No CIRE[1] os créditos encontram-se divididos em três classes: comuns, garantidos/privilegiados e subordinados (art.º 47º, n.º 4), considerando-se garantidos, os créditos que beneficiem de garantias reais, incluindo os privilégios especiais; privilegiados, os créditos que beneficiem de privilégios creditórios gerais; subordinados, os créditos enumerados no art.º 48º.
Consideram-se créditos sob condição suspensiva e resolutiva, respetivamente, aqueles cuja constituição ou subsistência se encontrem sujeitos à verificação ou à não verificação de um acontecimento futuro e incerto tanto por força da lei como de negócio jurídico (art.º 50º, n.º 1).
Refere-se ainda que com a declaração de insolvência extinguem-se: a) Os privilégios creditórios gerais que forem acessórios de créditos sobre a insolvência de que forem titulares o Estado, as autarquias locais e as instituições de segurança social constituídos mais de 12 meses antes da data do início do processo de insolvência;
b) Os privilégios creditórios especiais que forem acessórios de créditos sobre a insolvência de que forem titulares o Estado, as autarquias locais e as instituições de segurança social vencidos mais de 12 meses antes da data do início do processo de insolvência;
c) As hipotecas legais cujo registo haja sido requerido dentro dos dois meses anteriores à data do início do processo de insolvência, e que forem acessórias de créditos sobre a insolvência do Estado, das autarquias locais e das instituições de segurança social;
d) Se não forem independentes de registo, as garantias reais sobre imóveis ou móveis sujeitos a registo integrantes da massa insolvente, acessórias de créditos sobre a insolvência e já constituídas, mas ainda não registadas nem objecto de pedido de registo;
e) As garantias reais sobre bens integrantes da massa insolvente acessórias dos créditos havidos como subordinados. (art.º 97º, n.º 1).

Na lei civil, o privilégio creditório é a faculdade que a lei, em atenção à causa do crédito, concede a certos credores, independentemente de registo, de serem pagos com preferência a outros(cfr. art.º 733º CCiv).
Os privilégios creditórios podem ser mobiliários ou imobiliários (art.º 735º, n.º 1, CCiv).
Os mobiliários são gerais se abrangem o valor de todos os móveis existente no património do devedor à data da penhora, e são especiais quando compreendem, só o valor de determina dos bens.

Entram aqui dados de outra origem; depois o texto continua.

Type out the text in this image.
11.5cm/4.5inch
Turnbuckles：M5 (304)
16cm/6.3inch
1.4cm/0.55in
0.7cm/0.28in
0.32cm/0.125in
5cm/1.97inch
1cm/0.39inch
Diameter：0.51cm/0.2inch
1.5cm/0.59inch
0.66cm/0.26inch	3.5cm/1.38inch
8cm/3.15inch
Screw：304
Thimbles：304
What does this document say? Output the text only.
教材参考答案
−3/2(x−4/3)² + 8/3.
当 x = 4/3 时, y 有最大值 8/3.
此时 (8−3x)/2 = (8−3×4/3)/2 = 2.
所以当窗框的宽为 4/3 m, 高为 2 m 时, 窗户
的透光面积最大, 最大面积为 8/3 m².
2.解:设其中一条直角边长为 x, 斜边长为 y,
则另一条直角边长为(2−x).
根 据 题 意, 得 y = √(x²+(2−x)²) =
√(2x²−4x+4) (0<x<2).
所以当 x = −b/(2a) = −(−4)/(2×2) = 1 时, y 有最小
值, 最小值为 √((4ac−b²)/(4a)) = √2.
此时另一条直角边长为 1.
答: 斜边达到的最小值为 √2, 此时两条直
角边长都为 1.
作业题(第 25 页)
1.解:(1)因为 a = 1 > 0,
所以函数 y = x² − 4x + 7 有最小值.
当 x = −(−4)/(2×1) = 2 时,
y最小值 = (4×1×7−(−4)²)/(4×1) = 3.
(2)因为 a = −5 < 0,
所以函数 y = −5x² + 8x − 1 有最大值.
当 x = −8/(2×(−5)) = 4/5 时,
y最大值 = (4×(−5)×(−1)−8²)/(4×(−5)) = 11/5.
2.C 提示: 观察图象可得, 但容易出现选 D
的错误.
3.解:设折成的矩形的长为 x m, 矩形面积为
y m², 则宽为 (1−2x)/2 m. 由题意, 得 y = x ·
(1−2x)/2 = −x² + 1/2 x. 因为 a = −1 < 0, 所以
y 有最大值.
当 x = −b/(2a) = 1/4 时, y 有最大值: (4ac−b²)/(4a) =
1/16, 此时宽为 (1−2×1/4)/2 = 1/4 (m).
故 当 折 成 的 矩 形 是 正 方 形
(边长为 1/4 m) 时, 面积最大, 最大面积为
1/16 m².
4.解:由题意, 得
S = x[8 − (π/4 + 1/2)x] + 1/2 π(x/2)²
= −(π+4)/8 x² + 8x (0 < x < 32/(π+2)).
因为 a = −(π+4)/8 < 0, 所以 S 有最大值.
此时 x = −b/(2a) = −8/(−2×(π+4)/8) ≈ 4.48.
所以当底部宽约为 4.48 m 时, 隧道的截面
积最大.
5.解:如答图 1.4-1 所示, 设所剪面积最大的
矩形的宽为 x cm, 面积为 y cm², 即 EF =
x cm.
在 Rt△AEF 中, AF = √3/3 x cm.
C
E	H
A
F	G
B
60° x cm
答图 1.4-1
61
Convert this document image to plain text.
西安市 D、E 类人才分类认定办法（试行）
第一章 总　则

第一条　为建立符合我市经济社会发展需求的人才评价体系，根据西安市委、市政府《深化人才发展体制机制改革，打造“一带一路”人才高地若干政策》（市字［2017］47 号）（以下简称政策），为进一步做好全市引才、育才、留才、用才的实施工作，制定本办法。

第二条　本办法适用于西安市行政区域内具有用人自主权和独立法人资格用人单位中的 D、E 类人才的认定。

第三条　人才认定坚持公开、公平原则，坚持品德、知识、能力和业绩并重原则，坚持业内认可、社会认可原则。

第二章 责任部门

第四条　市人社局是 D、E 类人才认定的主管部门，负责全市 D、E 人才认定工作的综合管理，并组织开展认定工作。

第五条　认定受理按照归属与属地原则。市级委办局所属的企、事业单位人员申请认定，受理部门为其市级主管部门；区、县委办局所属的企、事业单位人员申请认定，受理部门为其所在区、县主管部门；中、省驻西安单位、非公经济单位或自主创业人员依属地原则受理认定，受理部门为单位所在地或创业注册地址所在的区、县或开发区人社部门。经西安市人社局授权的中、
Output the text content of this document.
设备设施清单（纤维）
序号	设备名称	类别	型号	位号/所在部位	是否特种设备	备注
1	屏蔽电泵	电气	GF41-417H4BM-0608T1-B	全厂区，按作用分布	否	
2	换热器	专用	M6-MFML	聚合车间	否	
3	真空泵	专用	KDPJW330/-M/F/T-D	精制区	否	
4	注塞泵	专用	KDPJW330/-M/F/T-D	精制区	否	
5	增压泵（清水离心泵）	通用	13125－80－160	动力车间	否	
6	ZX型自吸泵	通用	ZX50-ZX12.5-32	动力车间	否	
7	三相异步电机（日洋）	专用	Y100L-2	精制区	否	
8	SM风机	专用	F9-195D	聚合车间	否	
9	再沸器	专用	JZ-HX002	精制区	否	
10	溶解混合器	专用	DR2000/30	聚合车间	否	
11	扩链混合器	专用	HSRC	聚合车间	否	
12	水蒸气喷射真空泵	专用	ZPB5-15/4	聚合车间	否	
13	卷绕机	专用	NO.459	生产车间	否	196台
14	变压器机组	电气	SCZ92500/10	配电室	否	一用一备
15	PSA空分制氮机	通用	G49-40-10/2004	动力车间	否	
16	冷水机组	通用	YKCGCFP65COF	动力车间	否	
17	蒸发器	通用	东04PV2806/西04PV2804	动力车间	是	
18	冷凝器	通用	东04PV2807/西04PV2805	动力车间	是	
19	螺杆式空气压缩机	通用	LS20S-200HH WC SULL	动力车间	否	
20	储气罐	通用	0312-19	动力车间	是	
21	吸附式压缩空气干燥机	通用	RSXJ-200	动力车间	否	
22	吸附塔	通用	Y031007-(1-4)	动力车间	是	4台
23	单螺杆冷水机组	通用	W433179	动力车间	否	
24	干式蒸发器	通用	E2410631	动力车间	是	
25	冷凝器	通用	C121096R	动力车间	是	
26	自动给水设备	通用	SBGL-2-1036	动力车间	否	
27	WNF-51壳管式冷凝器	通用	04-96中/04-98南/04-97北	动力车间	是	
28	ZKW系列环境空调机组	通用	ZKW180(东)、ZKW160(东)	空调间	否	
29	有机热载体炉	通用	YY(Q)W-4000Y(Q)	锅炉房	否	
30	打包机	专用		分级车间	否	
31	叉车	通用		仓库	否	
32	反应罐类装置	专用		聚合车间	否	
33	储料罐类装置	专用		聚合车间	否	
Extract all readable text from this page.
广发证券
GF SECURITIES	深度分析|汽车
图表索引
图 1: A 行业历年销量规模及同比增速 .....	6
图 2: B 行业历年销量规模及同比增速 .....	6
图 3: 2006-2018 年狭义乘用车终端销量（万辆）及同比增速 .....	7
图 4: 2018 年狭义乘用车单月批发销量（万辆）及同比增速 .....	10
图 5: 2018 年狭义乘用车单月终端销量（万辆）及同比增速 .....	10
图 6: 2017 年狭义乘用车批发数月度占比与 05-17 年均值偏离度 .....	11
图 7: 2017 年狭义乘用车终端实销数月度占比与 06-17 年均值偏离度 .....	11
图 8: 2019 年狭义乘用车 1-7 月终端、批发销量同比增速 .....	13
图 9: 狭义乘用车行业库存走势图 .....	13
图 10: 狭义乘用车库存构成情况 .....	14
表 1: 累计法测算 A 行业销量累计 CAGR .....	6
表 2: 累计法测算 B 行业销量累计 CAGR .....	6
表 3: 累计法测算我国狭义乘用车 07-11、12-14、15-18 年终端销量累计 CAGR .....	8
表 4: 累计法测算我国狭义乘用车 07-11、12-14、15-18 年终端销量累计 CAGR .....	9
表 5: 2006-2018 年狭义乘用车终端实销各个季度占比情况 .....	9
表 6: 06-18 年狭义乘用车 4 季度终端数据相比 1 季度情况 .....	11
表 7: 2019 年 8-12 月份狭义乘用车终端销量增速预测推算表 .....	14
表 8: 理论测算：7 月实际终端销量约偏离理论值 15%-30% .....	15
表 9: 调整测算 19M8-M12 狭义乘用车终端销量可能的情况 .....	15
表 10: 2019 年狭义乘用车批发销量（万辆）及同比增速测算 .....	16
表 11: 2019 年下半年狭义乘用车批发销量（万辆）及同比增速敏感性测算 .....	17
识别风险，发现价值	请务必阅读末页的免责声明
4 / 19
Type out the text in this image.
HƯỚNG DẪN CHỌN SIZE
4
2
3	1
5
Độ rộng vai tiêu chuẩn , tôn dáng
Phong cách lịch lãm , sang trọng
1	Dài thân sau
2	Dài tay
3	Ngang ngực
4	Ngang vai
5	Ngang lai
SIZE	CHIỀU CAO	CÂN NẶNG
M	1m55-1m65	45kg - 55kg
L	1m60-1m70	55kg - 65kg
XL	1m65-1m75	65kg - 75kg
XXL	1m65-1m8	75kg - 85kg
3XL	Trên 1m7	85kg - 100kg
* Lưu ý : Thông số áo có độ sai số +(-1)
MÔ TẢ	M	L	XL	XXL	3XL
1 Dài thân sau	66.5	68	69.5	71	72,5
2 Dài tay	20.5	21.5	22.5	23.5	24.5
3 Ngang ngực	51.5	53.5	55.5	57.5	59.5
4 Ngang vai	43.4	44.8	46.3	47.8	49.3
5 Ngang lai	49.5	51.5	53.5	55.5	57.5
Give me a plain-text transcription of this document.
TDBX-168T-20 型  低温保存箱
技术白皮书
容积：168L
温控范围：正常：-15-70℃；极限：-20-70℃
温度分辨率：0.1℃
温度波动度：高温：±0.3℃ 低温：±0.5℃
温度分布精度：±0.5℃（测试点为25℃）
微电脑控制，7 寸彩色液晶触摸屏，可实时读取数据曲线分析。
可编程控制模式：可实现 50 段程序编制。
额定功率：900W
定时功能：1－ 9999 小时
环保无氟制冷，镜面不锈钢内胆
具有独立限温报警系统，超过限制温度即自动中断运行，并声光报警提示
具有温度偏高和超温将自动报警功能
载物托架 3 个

Os privilégios imobiliários estabelecidos no CCiv são sempre especiais (art.º 735º, n.ºs 2 e 3 CCiv).
Estipula o art.º 747º, n.º 1, CCiv que: «Os créditos com privilégio mobiliário graduam-se pela ordem seguinte:
a) Os créditos por impostos, pagando-se em primeiro lugar o Estado e só depois as autarquias locais; (...)

Finalmente o art.º 749.º, n.º 1, CCiv estipula que: «O privilégio geral não vale contra terceiros, titulares de direitos que, recaindo sobre as coisas abrangidas pelo privilégio, sejam oponíveis ao exequente.»
Na sentença impugnada priorizou-se o crédito do ISS em detrimento do crédito garantido por penhor e dos demais créditos privilegiados aludindo, singelamente, ao art.º 204º do Código dos Regimes Contributivos do Sistema Previdencial da Segurança Social (CRCSPSS) aprovado pela Lei n.º 110/2009, 19.06.
Este preceito estipula o seguinte: «Privilégio mobiliário
1 - Os créditos da segurança social por contribuições, quotizações e respectivos juros de mora gozam de privilégio mobiliário geral, graduando-se nos termos referidos na alínea a) do n.º 1 do artigo 747.º do Código Civil. 2 - Este privilégio prevalece sobre qualquer penhor ainda que de constituição anterior
Ora o crédito do recorrente encontra-se garantido por penhor, como resulta do art.º 666.º, n.º 1 do CCivil «O penhor confere ao credor o direito à satisfação do seu crédito, bem como dos juros (...), com preferência sobre os demais credores, pelo valor de certa coisa móvel (...)»
Este é, pois, um privilégio mobiliário especial (cfr. art.º 735º, n.º 2, CCiv) e logo o crédito que dele beneficia é considerado «garantido» para efeitos do CIRE e paga imediatamente a seguir às despesas [cfr. art.º 47º, n.º 1, al.ª a) e 174º, n.º1]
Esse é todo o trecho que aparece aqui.